El legislador no puede impunemente usar esa su facultad en contra de
tales designios fundamentales, como bien lo señalara en su momento, un
sabio y honorable jurista, Ramón Sánchez Medal, inolvidable maestro de
la Escuela Libre de Derecho. “Nada es más condenable en el ámbito de la
democracia -ha dicho con certeza otro jurista- que abusar de sus reglas
formales para violentar el principio fundamental que la inspira”.
El abuso de las facultades de las mayorías parlamentarias convertidas
en meros y vanos espectáculos, reproductores dóciles de consignas, es
un abuso del derecho al “pasar por encima de los principios que inspiran
una ley para conseguir una finalidad no amparada por la norma de la que
se abusa”.
La Constitución mexicana es meridianamente clara y lo ha sido, en
torno al papel del ejército en tiempos de paz, por un lado, y al de las
policías por otro. De un día a otro no se puede violentar tal designio
constitucional, fundamental, diseñado para proteger la estructura
democrática del país y las libertades del ciudadano mexicano.

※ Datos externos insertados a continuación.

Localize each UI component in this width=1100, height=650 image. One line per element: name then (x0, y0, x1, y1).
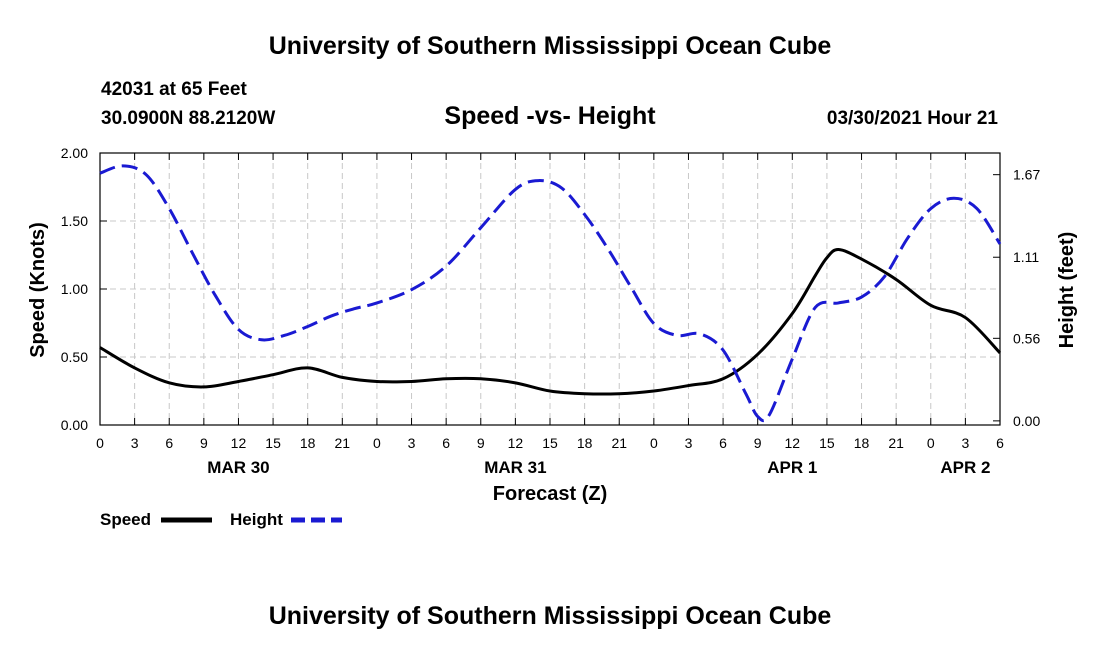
x-tick-label: 15 (265, 435, 281, 451)
y-axis-title: Speed (Knots) (27, 222, 49, 358)
legend-label-height: Height (230, 510, 283, 529)
x-tick-label: 9 (477, 435, 485, 451)
series-line-height (99, 164, 1002, 423)
page-title: University of Southern Mississippi Ocean… (269, 32, 832, 60)
x-tick-label: 9 (754, 435, 762, 451)
x-date-label: MAR 30 (207, 458, 269, 477)
series-line-speed (99, 248, 1002, 396)
legend-label-speed: Speed (100, 510, 151, 529)
x-tick-label: 6 (442, 435, 450, 451)
x-tick-label: 12 (785, 435, 801, 451)
x-tick-label: 21 (888, 435, 904, 451)
y2-axis-title: Height (feet) (1056, 232, 1078, 349)
y2-tick-label: 0.56 (1013, 330, 1040, 346)
x-axis-title: Forecast (Z) (493, 483, 607, 505)
grid (100, 153, 1000, 425)
x-tick-label: 21 (611, 435, 627, 451)
x-tick-label: 15 (819, 435, 835, 451)
x-tick-label: 9 (200, 435, 208, 451)
x-tick-label: 0 (927, 435, 935, 451)
x-tick-label: 6 (719, 435, 727, 451)
x-tick-label: 0 (96, 435, 104, 451)
x-tick-label: 6 (165, 435, 173, 451)
station-coords: 30.0900N 88.2120W (101, 108, 275, 129)
y-tick-label: 0.50 (61, 349, 88, 365)
y2-tick-label: 1.11 (1013, 249, 1039, 265)
axis-labels: 0 3 6 9 12 15 18 21 0 3 6 9 12 15 18 21 0 3 6 9 12 15 18 21 0 3 6 M… (61, 145, 1041, 477)
x-tick-label: 18 (854, 435, 870, 451)
x-tick-label: 0 (650, 435, 658, 451)
x-tick-label: 21 (335, 435, 351, 451)
y-tick-label: 0.00 (61, 417, 88, 433)
legend: Speed Height (100, 510, 342, 529)
x-tick-label: 12 (231, 435, 247, 451)
x-date-label: APR 2 (940, 458, 990, 477)
x-tick-label: 18 (300, 435, 316, 451)
x-tick-label: 3 (131, 435, 139, 451)
axes (99, 152, 1001, 426)
y2-tick-label: 0.00 (1013, 413, 1040, 429)
x-tick-label: 12 (508, 435, 524, 451)
x-date-label: MAR 31 (484, 458, 546, 477)
y2-tick-label: 1.67 (1013, 167, 1040, 183)
y-tick-label: 1.00 (61, 281, 88, 297)
x-tick-label: 0 (373, 435, 381, 451)
series (99, 164, 1002, 423)
y-tick-label: 2.00 (61, 145, 88, 161)
x-tick-label: 6 (996, 435, 1004, 451)
plot-frame (99, 152, 1001, 426)
x-tick-label: 15 (542, 435, 558, 451)
x-tick-label: 18 (577, 435, 593, 451)
station-label: 42031 at 65 Feet (101, 79, 247, 100)
x-tick-label: 3 (408, 435, 416, 451)
x-tick-label: 3 (685, 435, 693, 451)
footer-title: University of Southern Mississippi Ocean… (269, 602, 832, 630)
chart-subtitle: Speed -vs- Height (444, 102, 656, 130)
x-tick-label: 3 (961, 435, 969, 451)
y-tick-label: 1.50 (61, 213, 88, 229)
x-date-label: APR 1 (767, 458, 817, 477)
chart-datetime: 03/30/2021 Hour 21 (827, 108, 999, 129)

Tal hecho es un atentado a los derechos básicos consagrados en la
carta magna. Lo que procede es dar cumplimiento cabal a los
ordenamientos constitucionales referentes a tales rubros. Al respecto,
leí hace unos días algo lamentable: que, en un país asiático riquísimo,
se utiliza su ejército para fines de seguridad pública: sí pero tal país
tiene un régimen dictatorial; que poco afecto por la libertad en aras
de la felicidad propia de la “ciudad de los puercos”, mencionada por el
genio de Platón, hace miles de años.
El hecho escueto de que ya se ha vulnerado tal designio en la
práctica, no autoriza a nadie -ni al constituyente permanente- a
“legitimar” tal situación mediante reformas normativas que significan un
abuso de las reglas democráticas. Del hecho descarnado nunca nace el
derecho, y menos de un hecho que trastoca tales designios
constitucionales.
Lo mismo se puede aplicar al tema de los superdelegados que se
entrometen en el ámbito estatal, en burda y flagrante violación del
sistema federal republicano, a pesar de todos los eufemismos utilizados
por los nuevos acólitos del centralismo.
El hecho de que los Estados autónomos hayan sido en la práctica,
dominados por el centro, no legitima el que se “legalice” tal anomalía.
Lo que se debe hacer es respetar tal autonomía, es decir, cumplir con el
mandato constitucional.
Ojalá que haya una rectificación con motivo de tanto rechazo por
parte de personas honorables, de organizaciones de derechos humanos,
nacionales e internacionales a la propuesta sobre seguridad y Guardia
Nacional.
¿Qué se debe hacer si no hay dicha rectificación? Max Weber en otros
tiempos de amenazas a la libertad, contestó así a tal cuestión, según
versión de K. Jaspers: desde ese momento, “el problema dejará de tener
interés para mí”, pues marcará el fin de la política, existiendo cosas
más importantes para la dignidad humana que el Estado. La verdadera
política nunca se funda en la pura fuerza. La genuina, se basa siempre
en el derecho justo y en un mínimo de generosidad.